Recently, I have been doing some instance segmentation operations to TensorRT, and found that for many two-stage instance segmentation algorithms, it is very troublesome to convert to another reasoning platform, mainly because there are some operations of RPN in it. Even for a model like CenterMask, box needs to be obtained first. We then go through ROIAlign and ROIPool to get the required mask. This process is not only computationally tedious, but also difficult to export to the desired model format. For example, ONNX does not support many ops in this model. When I looked at this graph, I found that SOLOV2’s performance seemed to be about the same as MaskrCNN, with half the reasoning speed, and faster and more accurate than BlendMask. Today we are implementing SOLOV2 with mmDetection 2.0.

At present, the problems and drawbacks of many instance segmentation algorithms are as follows:

  • It’s too slow. Maskrcnn, for example, has a reputation, but it’s hard to deploy to RealTime;
  • Precision is not enough, such as Yolact, even Yolact++, its accuracy can only be said to be satisfactory, even MaskRCNN can not match the strength of the division, no matter how fast, it will limit the use of the scene;
  • BlendMask, CenterMask and other algorithms are all the same, built on FCOS, there is no difference in essence, or the whole process of MaskRCNN is the same, but the detector has changed, which is still very troublesome for deployment.

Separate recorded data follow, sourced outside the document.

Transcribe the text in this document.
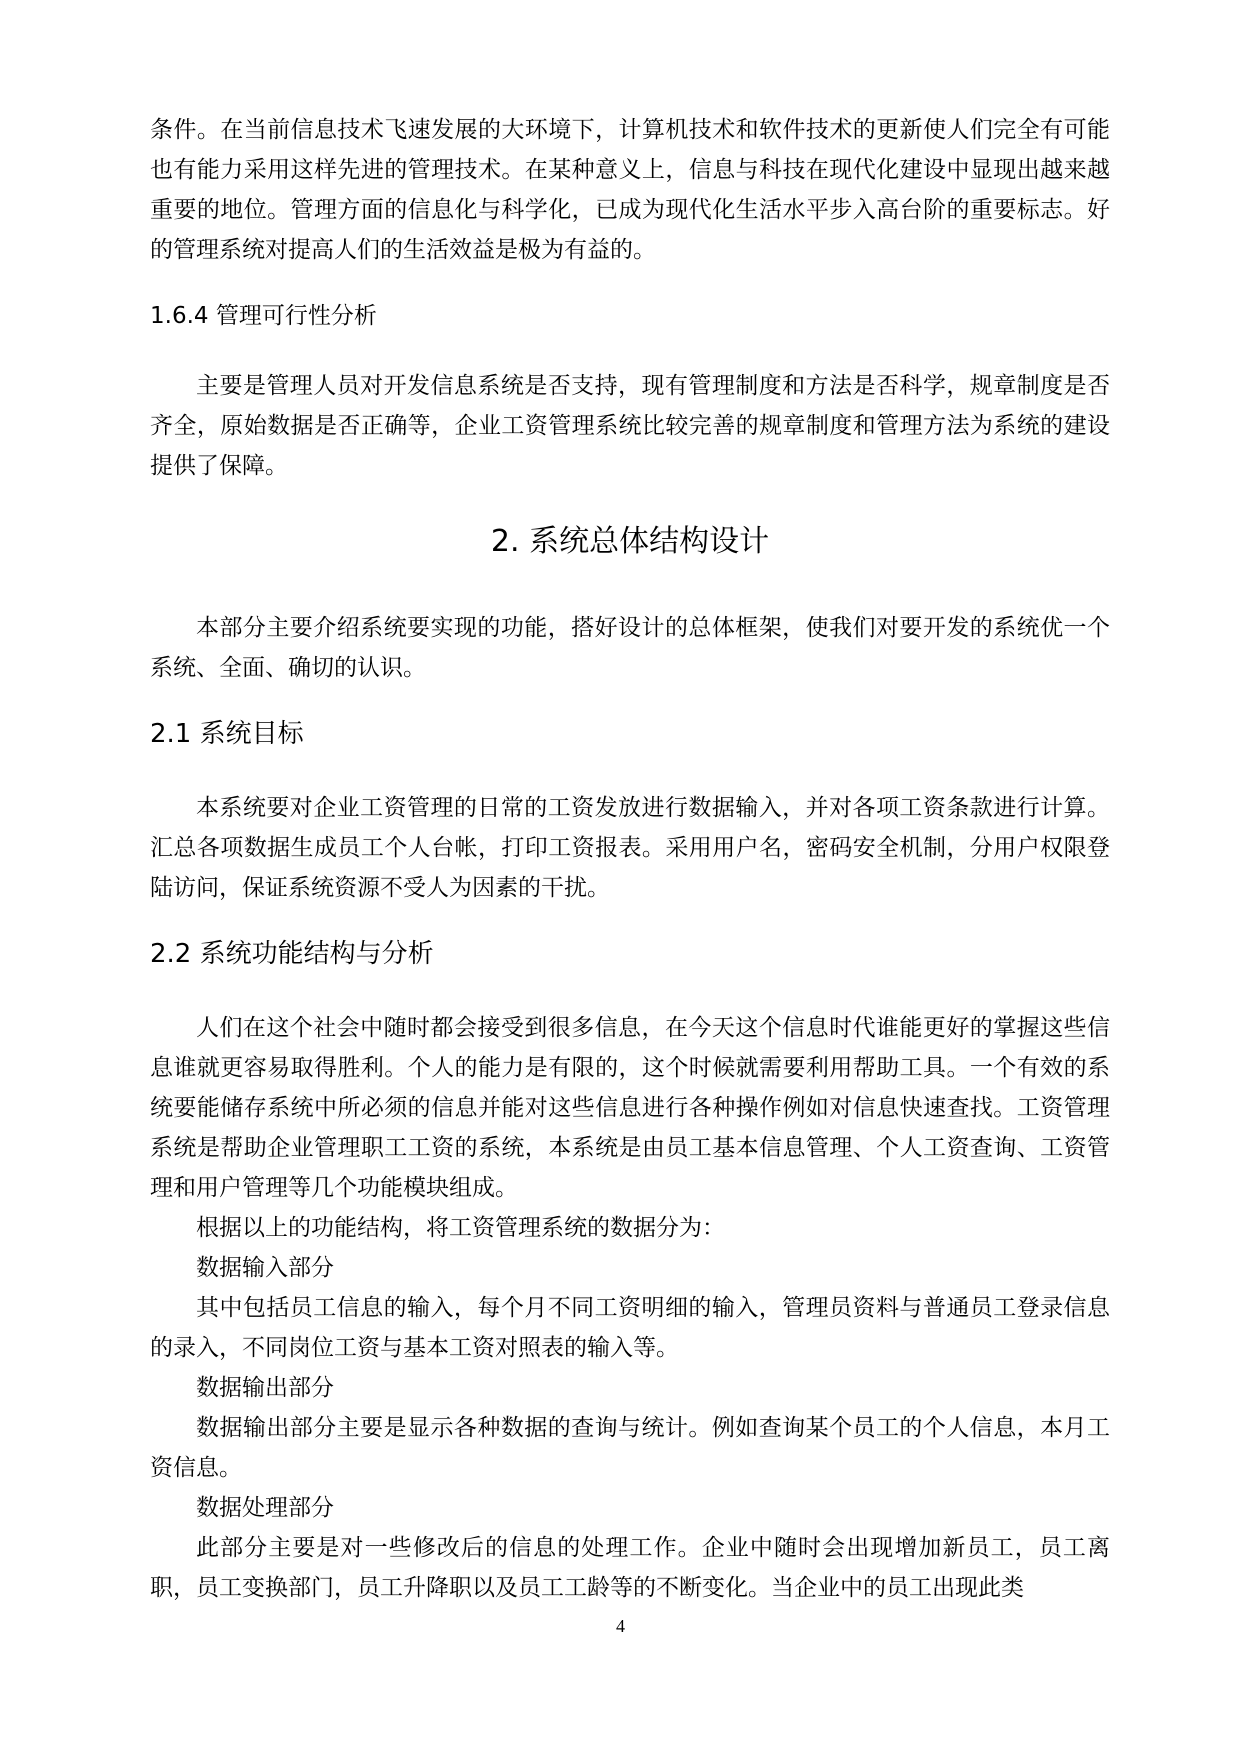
条件。在当前信息技术飞速发展的大环境下，计算机技术和软件技术的更新使人们完全有可能也有能力采用这样先进的管理技术。在某种意义上，信息与科技在现代化建设中显现出越来越重要的地位。管理方面的信息化与科学化，已成为现代化生活水平步入高台阶的重要标志。好的管理系统对提高人们的生活效益是极为有益的。

1.6.4 管理可行性分析

主要是管理人员对开发信息系统是否支持，现有管理制度和方法是否科学，规章制度是否齐全，原始数据是否正确等，企业工资管理系统比较完善的规章制度和管理方法为系统的建设提供了保障。

2. 系统总体结构设计

本部分主要介绍系统要实现的功能，搭好设计的总体框架，使我们对要开发的系统优一个系统、全面、确切的认识。

2.1 系统目标

本系统要对企业工资管理的日常的工资发放进行数据输入，并对各项工资条款进行计算。汇总各项数据生成员工个人台帐，打印工资报表。采用用户名，密码安全机制，分用户权限登陆访问，保证系统资源不受人为因素的干扰。

2.2 系统功能结构与分析

人们在这个社会中随时都会接受到很多信息，在今天这个信息时代谁能更好的掌握这些信息谁就更容易取得胜利。个人的能力是有限的，这个时候就需要利用帮助工具。一个有效的系统要能储存系统中所必须的信息并能对这些信息进行各种操作例如对信息快速查找。工资管理系统是帮助企业管理职工工资的系统，本系统是由员工基本信息管理、个人工资查询、工资管理和用户管理等几个功能模块组成。

根据以上的功能结构，将工资管理系统的数据分为：

数据输入部分

其中包括员工信息的输入，每个月不同工资明细的输入，管理员资料与普通员工登录信息的录入，不同岗位工资与基本工资对照表的输入等。

数据输出部分

数据输出部分主要是显示各种数据的查询与统计。例如查询某个员工的个人信息，本月工资信息。

数据处理部分

此部分主要是对一些修改后的信息的处理工作。企业中随时会出现增加新员工，员工离职，员工变换部门，员工升降职以及员工工龄等的不断变化。当企业中的员工出现此类

4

Of course, this article is not about deployment, but to show you that we have a faster, more accurate model, and deployment may be relatively better. So is the first step to implement a wave in Python?

SOLOV2

For the SOLO series of algorithms, the specific context will not be repeated. Let’s start with an indicator comparison:

For V2, the most likely change is the dynamic mask head:

class SOLOV2Head:.def forward(self, feats, eval=False):
            new_feats = self.split_feats(feats)
            featmap_sizes = [featmap.size()[2 -:] for featmap in new_feats]
            upsampled_size = (feats[0].shape[2 -], feats[0].shape[- 3])
            kernel_pred, cate_pred = multi_apply(self.forward_single, new_feats,
                                              list(range(len(self.seg_num_grids))),
                                              eval=eval)
            # add coord for p5
            x_range = torch.linspace(- 1.1, feats[2 -].shape[- 1], device=feats[2 -].device)
            y_range = torch.linspace(- 1.1, feats[2 -].shape[2 -], device=feats[2 -].device)
            y, x = torch.meshgrid(y_range, x_range)
            y = y.expand([feats[2 -].shape[0].1.- 1.- 1])
            x = x.expand([feats[2 -].shape[0].1.- 1.- 1])
            coord_feat = torch.cat([x, y], 1)
            feature_add_all_level = self.feature_convs[0](feats[0]) 
            for i in range(1.3) : feature_add_all_level = feature_add_all_level + self.feature_convs[i](feats[i]) feature_add_all_level = feature_add_all_level + self.feature_convs[3](torch.cat([feats[3],coord_feat],1))

            feature_pred = self.solo_mask(feature_add_all_level)   
            N, c, h, w = feature_pred.shape
            feature_pred = feature_pred.view(- 1, h, w).unsqueeze(0)
            ins_pred = []

            for i in range(5):
                kernel = kernel_pred[i].permute(0.2.3.1).contiguous().view(- 1,c).unsqueeze(- 1).unsqueeze(- 1)
                ins_i = F.conv2d(feature_pred, kernel, groups=N).view(N,self.seg_num_grids[i]**2, h,w)
                if not eval:
                    ins_i = F.interpolate(ins_i, size=(featmap_sizes[i][0] *2,featmap_sizes[i][1] *2), mode='bilinear')
                if eval:
                    ins_i=ins_i.sigmoid()
                ins_pred.append(ins_i)
            return ins_pred, cate_pred
Copy the code

For the head of the mask, you can probably do this, (code credit@epiphqny).

In this paper, Solov2 can reach up to 42.6 AP, and our actual training can reach close to 40 AP, which is much better than other instance segmentation methods of backbone.

Results

We migrated the code to the latest 2.0 version of MMDetection on some open source SOLO. The latest test results are as follows:

The effect is generally very good. We have deployed the code to the Power Platform, if you are interested in instance segmentation you can download our code to run, and we hope you can join our community to discuss and communicate the most cutting-edge computer vision issues.

t.manaai.cn

Manaai. Cn/aicodes_det…

If you want to learn artificial intelligence and are interested in cutting-edge AI technology, you can join our knowledge planet to get the first time information, cutting-edge academic trends, industry news and so on! Your support will encourage us to create more often, and we will help you start a deeper journey of deep learning!